Why It’s Inevitable That Tech & Creative Tenants Will Take Over Downtown Brooklyn
By Chris Havens May 12, 2013 9:52 pm
reprintsDowntown Brooklyn’s transformation is well under way.
Long the home to government, legal, health care and education uses—visited by Brooklynites only when necessary—the neighborhood is now the true crossroads of our borough. Ten thousand apartments and hotel rooms are complete, in the pipeline or being assembled. Six live performance theaters are in place or coming—BAM’s three, plus Theater for a New Audience, Roulette and BRIC; Barclays (BCS) Arena surpassed 1 million visitors in record time.
Downtown Brooklyn has among the highest concentrations of transit options of any area in the city. And the area is surrounded by fine neighborhoods, now admired worldwide, with a food scene to match.
Did you know that Brooklyn is the second or third most populous “creative” county in the USA. New York County, Los Angeles County and Kings County. Cook? Dade? Fuggedaboutit. Boston and S.F. have a fraction of our population. Brooklyn’s ratio of Mac to PC users is the highest in the city and likely the metro area as well. The tech and creative talent already live in BK. They increasingly want to work here.
At the same time, government, NPO and legal uses are declining in the area, leaving vacancies for residential and new economy office uses. State Parole is leaving. The Human Resources Administration left. The Department of Design and Construction is gone. Tort law is less and less lucrative. Entry-level health care, still coming, will shrink with the Long Island College Hospital closure and is going to be priced out of the area soon, as are many NPOs today.
Of the four office mainstays of DTB, only education is growing. Luckily the latter is a seven-day and -night use, both youthful and value-added.
Yet press attention is paid to marquee deals at MetroTech—Tough Mudder taking 72,000 square feet at 15 MetroTech, The Department of Information and Technology coming to 2 Metro, Makerbot at One.

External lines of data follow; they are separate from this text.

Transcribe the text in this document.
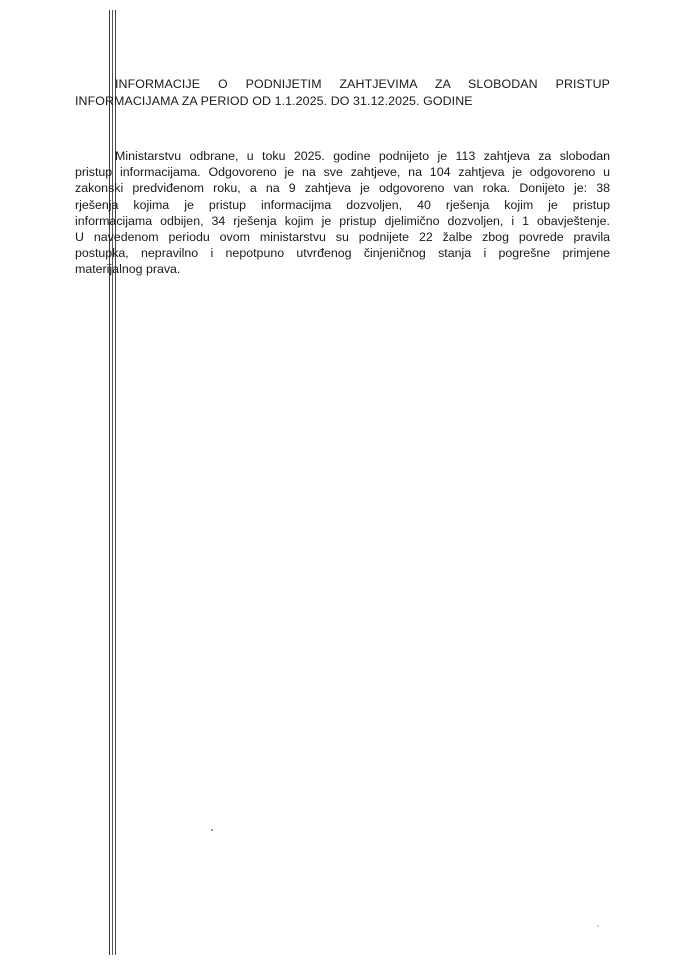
INFORMACIJE O PODNIJETIM ZAHTJEVIMA ZA SLOBODAN PRISTUP
INFORMACIJAMA ZA PERIOD OD 1.1.2025. DO 31.12.2025. GODINE
Ministarstvu odbrane, u toku 2025. godine podnijeto je 113 zahtjeva za slobodan
pristup informacijama. Odgovoreno je na sve zahtjeve, na 104 zahtjeva je odgovoreno u
zakonski predviđenom roku, a na 9 zahtjeva je odgovoreno van roka. Donijeto je: 38
rješenja kojima je pristup informacijma dozvoljen, 40 rješenja kojim je pristup
informacijama odbijen, 34 rješenja kojim je pristup djelimično dozvoljen, i 1 obavještenje.
U navedenom periodu ovom ministarstvu su podnijete 22 žalbe zbog povrede pravila
postupka, nepravilno i nepotpuno utvrđenog činjeničnog stanja i pogrešne primjene
materijalnog prava.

At the same time, we are seeing smaller tech and creative go to Court Street, Willoughby Street and even Fulton Street. DUMBO is sold out. Williamsburg is oversold. If tenants want to stay within the brownstone ring around Downtown Brooklyn, it’s the only place to go for space.

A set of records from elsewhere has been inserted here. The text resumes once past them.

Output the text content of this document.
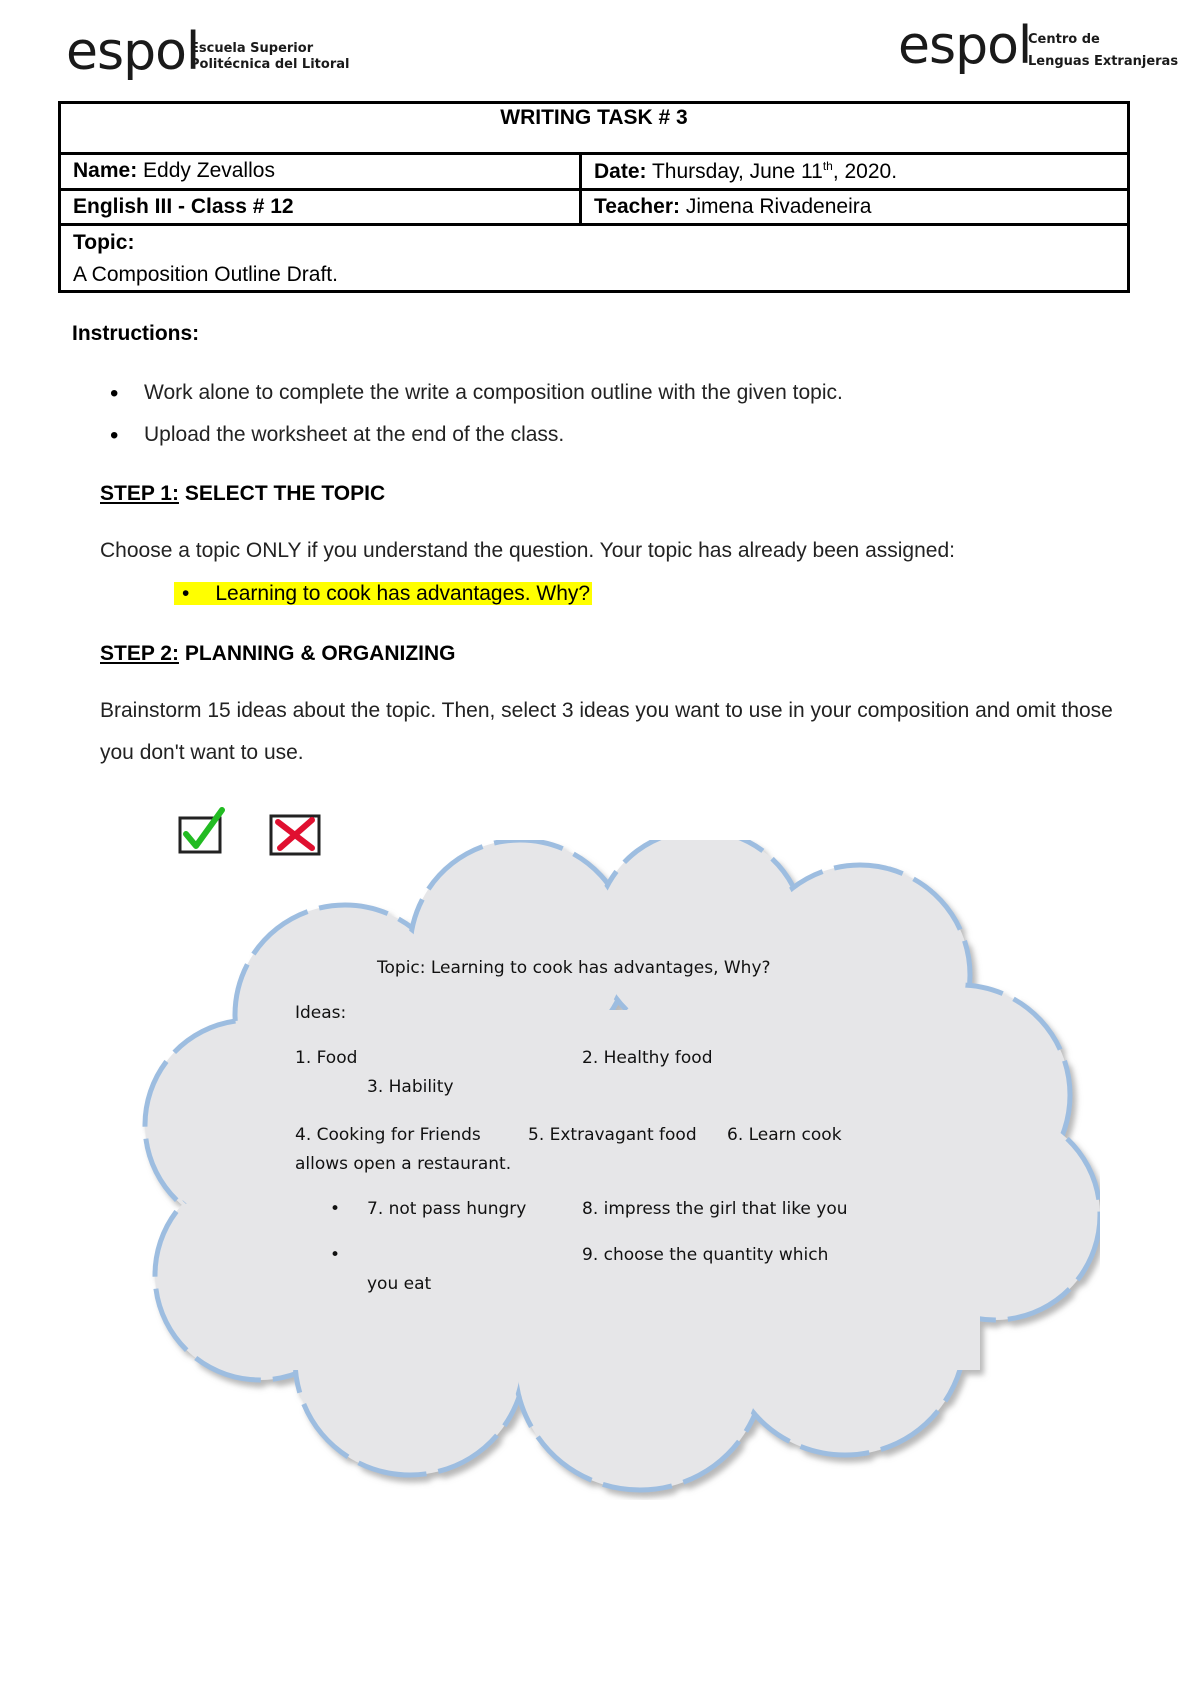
espol
Escuela Superior
Politécnica del Litoral	espol
Centro de
Lenguas Extranjeras
WRITING TASK # 3	
Name: Eddy Zevallos	Date: Thursday, June 11th, 2020.
English III - Class # 12	Teacher: Jimena Rivadeneira

Topic:
A Composition Outline Draft.	
Instructions:
• Work alone to complete the write a composition outline with the given topic.
• Upload the worksheet at the end of the class.
STEP 1: SELECT THE TOPIC
Choose a topic ONLY if you understand the question. Your topic has already been assigned:
• Learning to cook has advantages. Why?
STEP 2: PLANNING & ORGANIZING
Brainstorm 15 ideas about the topic. Then, select 3 ideas you want to use in your composition and omit those you don't want to use.
Topic: Learning to cook has advantages, Why?
Ideas:
1. Food	2. Healthy food
3. Hability
4. Cooking for Friends	5. Extravagant food 6. Learn cook
allows open a restaurant.
• 7. not pass hungry	8. impress the girl that like you
•	9. choose the quantity which
you eat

There are options beyond Downtown Brooklyn that tenants like: Gowanus (already tight and also connectivity-challenged), the Sunset Park Waterfront, and now Crown Heights with 1000 Dean under way. These areas will grow and get their share, yet Downtown Brooklyn’s location will get the most new tenants because it still has the space.
While it’s not always easy to convince creatives to look at Downtown Brooklyn, some of us have done so. There are killer views in high-speed 24/7 HVAC modern space to retro prewar office tower space to funky walkup small-building space opened up to the four walls. The area has the inventory.
Mark my words: I believe Downtown Brooklyn will be nearly sold out of affordable space under 5,000 square feet by the end of the year. Landlords, get moving.